The AFR’s acerbic Rear Window columnist Joe Aston added spice to the story on Wednesday, running through the CVs of the key refugees from the private sector involved in the Perrottet play, suggesting the NSW Treasury Corporation (TCorp) is running rings around the Treasurer.
“TCorp’s fantasy outcome is to build itself a massive, debt-funded pile of financial assets it can charge the government fat fees for managing,” opined Aston. “Clearly, TCorp’s fantasy is being indulged to the fullest extent.”
Treasury claims it isn’t borrowing the extra $15 billion to gear up its spin of the wheel on everything from humble local shares to hedge funds and emerging markets’ debt. The claim is laughable.
By hoovering up money from every other nook and cranny, the fund-of-funds has already forced the government to borrow an extra $10 billion to make up for what has gone into casino chips.
Three things in particular strike me about Mr Perrottet’s cunning plan.
The first is the lack of corporate memory about governments thinking they can beat the markets.
Maybe he’s never heard of the $2.1 billion Peter Costello lost as federal Treasurer playing the foreign exchange casino earlier this century.
Closer to his home, there was the disastrous NSW government HomeFund. It wasn’t so much a disaster for the government as for the 57,000 low-income borrowers locked into long-term fixed-rate loans of between 12 and 15.8 per cent when rates were about to start their long decline.
Some 2700 people lost their homes and were still paying interest when the NSW government finally wrote off the balance.
Secondly, if a government was feeling lucky and wanted a punt, the trend isn’t to flash around the cash on all the fees of funds managers who claim they can beat the market – and mostly can’t. Index funds are at least cheap.
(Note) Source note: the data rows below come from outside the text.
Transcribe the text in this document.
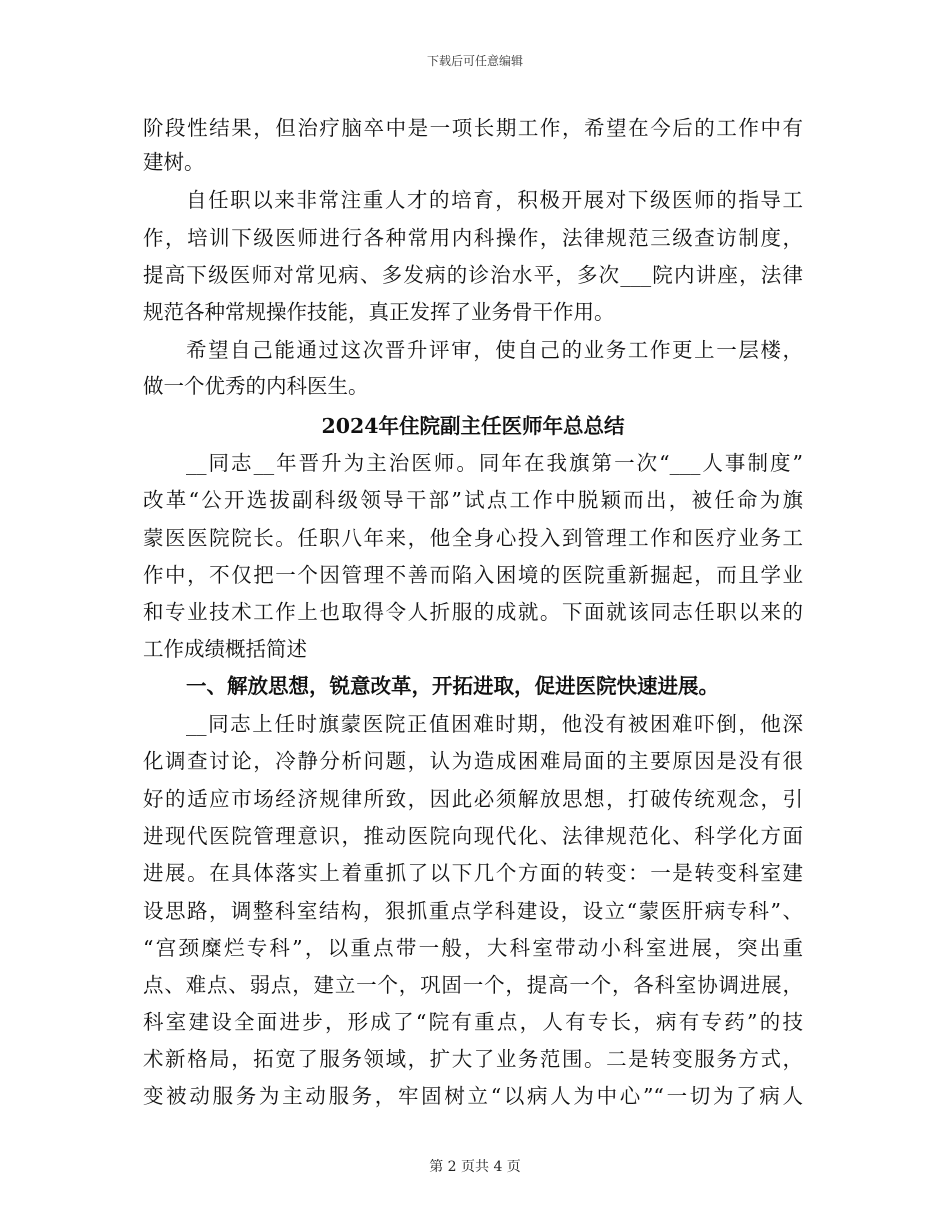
下载后可任意编辑
阶段性结果，但治疗脑卒中是一项长期工作，希望在今后的工作中有
建树。
自任职以来非常注重人才的培育，积极开展对下级医师的指导工
作，培训下级医师进行各种常用内科操作，法律规范三级查访制度，
提高下级医师对常见病、多发病的诊治水平，多次___院内讲座，法律
规范各种常规操作技能，真正发挥了业务骨干作用。
希望自己能通过这次晋升评审，使自己的业务工作更上一层楼，
做一个优秀的内科医生。
2024年住院副主任医师年总总结
__同志__年晋升为主治医师。同年在我旗第一次“___人事制度”
改革“公开选拔副科级领导干部”试点工作中脱颖而出，被任命为旗
蒙医医院院长。任职八年来，他全身心投入到管理工作和医疗业务工
作中，不仅把一个因管理不善而陷入困境的医院重新掘起，而且学业
和专业技术工作上也取得令人折服的成就。下面就该同志任职以来的
工作成绩概括简述
一、解放思想，锐意改革，开拓进取，促进医院快速进展。
__同志上任时旗蒙医院正值困难时期，他没有被困难吓倒，他深
化调查讨论，冷静分析问题，认为造成困难局面的主要原因是没有很
好的适应市场经济规律所致，因此必须解放思想，打破传统观念，引
进现代医院管理意识，推动医院向现代化、法律规范化、科学化方面
进展。在具体落实上着重抓了以下几个方面的转变：一是转变科室建
设思路，调整科室结构，狠抓重点学科建设，设立“蒙医肝病专科”、
“宫颈糜烂专科”，以重点带一般，大科室带动小科室进展，突出重
点、难点、弱点，建立一个，巩固一个，提高一个，各科室协调进展，
科室建设全面进步，形成了“院有重点，人有专长，病有专药”的技
术新格局，拓宽了服务领域，扩大了业务范围。二是转变服务方式，
变被动服务为主动服务，牢固树立“以病人为中心”“一切为了病人
第 2 页共 4 页
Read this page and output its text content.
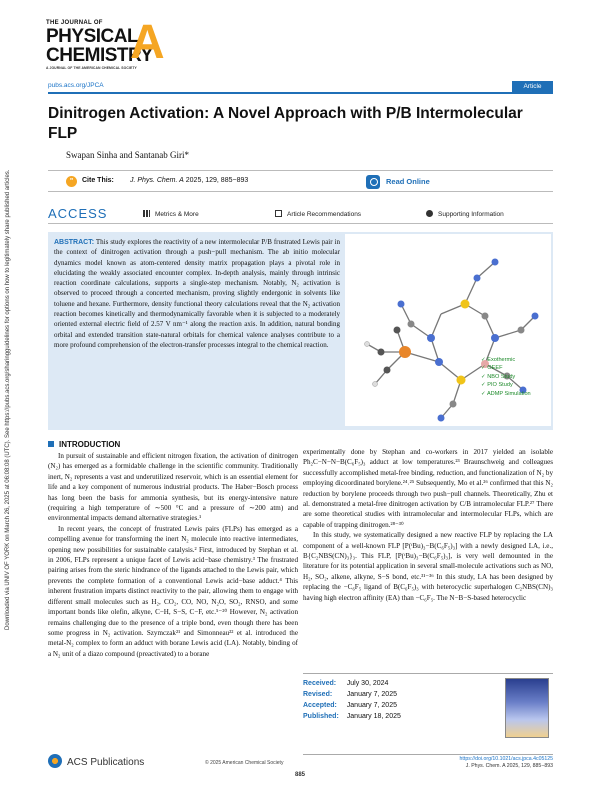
THE JOURNAL OF
PHYSICAL
CHEMISTRY
A JOURNAL OF THE AMERICAN CHEMICAL SOCIETY
A
pubs.acs.org/JPCA	Article
Dinitrogen Activation: A Novel Approach with P/B Intermolecular FLP
Swapan Sinha and Santanab Giri*
"	Cite This: J. Phys. Chem. A 2025, 129, 885−893	Read Online
ACCESS	Metrics & More	Article Recommendations	Supporting Information
ABSTRACT: This study explores the reactivity of a new intermolecular P/B frustrated Lewis pair in the context of dinitrogen activation through a push−pull mechanism. The ab initio molecular dynamics model known as atom-centered density matrix propagation plays a pivotal role in elucidating the weakly associated encounter complex. In-depth analysis, mainly through intrinsic reaction coordinate calculations, supports a single-step mechanism. Notably, N₂ activation is observed to proceed through a concerted mechanism, proving slightly endergonic in solvents like toluene and hexane. Furthermore, density functional theory calculations reveal that the N₂ activation reaction becomes kinetically and thermodynamically favorable when it is subjected to a moderately oriented external electric field of 2.57 V nm⁻¹ along the reaction axis. In addition, natural bonding orbital and extended transition state-natural orbitals for chemical valence analyses contribute to a more profound comprehension of the electron-transfer processes integral to the chemical reaction.
✓ Exothermic
✓ OEEF
✓ NBO Study
✓ PIO Study
✓ ADMP Simulation
Downloaded via UNIV OF YORK on March 26, 2025 at 06:08:08 (UTC). See https://pubs.acs.org/sharingguidelines for options on how to legitimately share published articles.	INTRODUCTION

In pursuit of sustainable and efficient nitrogen fixation, the activation of dinitrogen (N₂) has emerged as a formidable challenge in the scientific community. Traditionally inert, N₂ represents a vast and underutilized reservoir, which is an essential element for life and a key component of numerous industrial products. The Haber−Bosch process has long been the basis for ammonia synthesis, but its energy-intensive nature (requiring a high temperature of ∼500 °C and a pressure of ∼200 atm) and environmental impacts demand alternative strategies.¹

In recent years, the concept of frustrated Lewis pairs (FLPs) has emerged as a compelling avenue for transforming the inert N₂ molecule into reactive intermediates, opening new possibilities for sustainable catalysis.² First, introduced by Stephan et al. in 2006, FLPs represent a unique facet of Lewis acid−base chemistry.³ The frustrated pairing arises from the steric hindrance of the ligands attached to the Lewis pair, which prevents the complete formation of a conventional Lewis acid−base adduct.⁴ This inherent frustration imparts distinct reactivity to the pair, allowing them to engage with different small molecules such as H₂, CO₂, CO, NO, N₂O, SO₂, RNSO, and some important bonds like olefin, alkyne, C−H, S−S, C−F, etc.⁵⁻²⁰ However, N₂ activation remains challenging due to the presence of a triple bond, even though there has been some progress in N₂ activation. Szymczak²¹ and Simonneau²² et al. introduced the metal-N₂ complex to form an adduct with borane Lewis acid (LA). Notably, binding of a N₂ unit of a diazo compound (preactivated) to a borane

experimentally done by Stephan and co-workers in 2017 yielded an isolable Ph₂C−N−N−B(C₆F₅)₃ adduct at low temperatures.²³ Braunschweig and colleagues successfully accomplished metal-free binding, reduction, and functionalization of N₂ by employing dicoordinated borylene.²⁴˒²⁵ Subsequently, Mo et al.²⁶ confirmed that this N₂ reduction by borylene proceeds through two push−pull channels. Theoretically, Zhu et al. demonstrated a metal-free dinitrogen activation by C/B intramolecular FLP.²⁷ There are some theoretical studies with intramolecular and intermolecular FLPs, which are capable of trapping dinitrogen.²⁸⁻³⁰

In this study, we systematically designed a new reactive FLP by replacing the LA component of a well-known FLP [P(ᵗBu)₃−B(C₆F₅)₃] with a newly designed LA, i.e., B{C₂NBS(CN)₃}₃. This FLP, [P(ᵗBu)₃−B(C₆F₅)₃], is very well demounted in the literature for its potential application in several small-molecule activations such as NO, H₂, SO₂, alkene, alkyne, S−S bond, etc.³¹⁻³⁶ In this study, LA has been designed by replacing the −C₆F₅ ligand of B(C₆F₅)₃ with heterocyclic superhalogen C₂NBS(CN)₃ having high electron affinity (EA) than −C₆F₅. The N−B−S-based heterocyclic

Received:	July 30, 2024
Revised:	January 7, 2025
Accepted:	January 7, 2025
Published:	January 18, 2025
ACS Publications	© 2025 American Chemical Society
885
https://doi.org/10.1021/acs.jpca.4c05125
J. Phys. Chem. A 2025, 129, 885−893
But thirdly and most importantly, the strategy opens the way for massive conflicts of interest, starting but not finishing with the TCorp board that is stuffed with people from entities that will compete with TCorp and try to sell it stuff.
More directly, the fees for investment banks and others are always a rich field when close to government. It’s not just supping with property developers that requires a long spoon.
And then there is the latent conflict – once the public sector acquires an asset, what decisions might it take to favour that asset?
Just the lack of transparency in how this game has come to light does not build confidence in it.
Ah yes, that confidence thing again.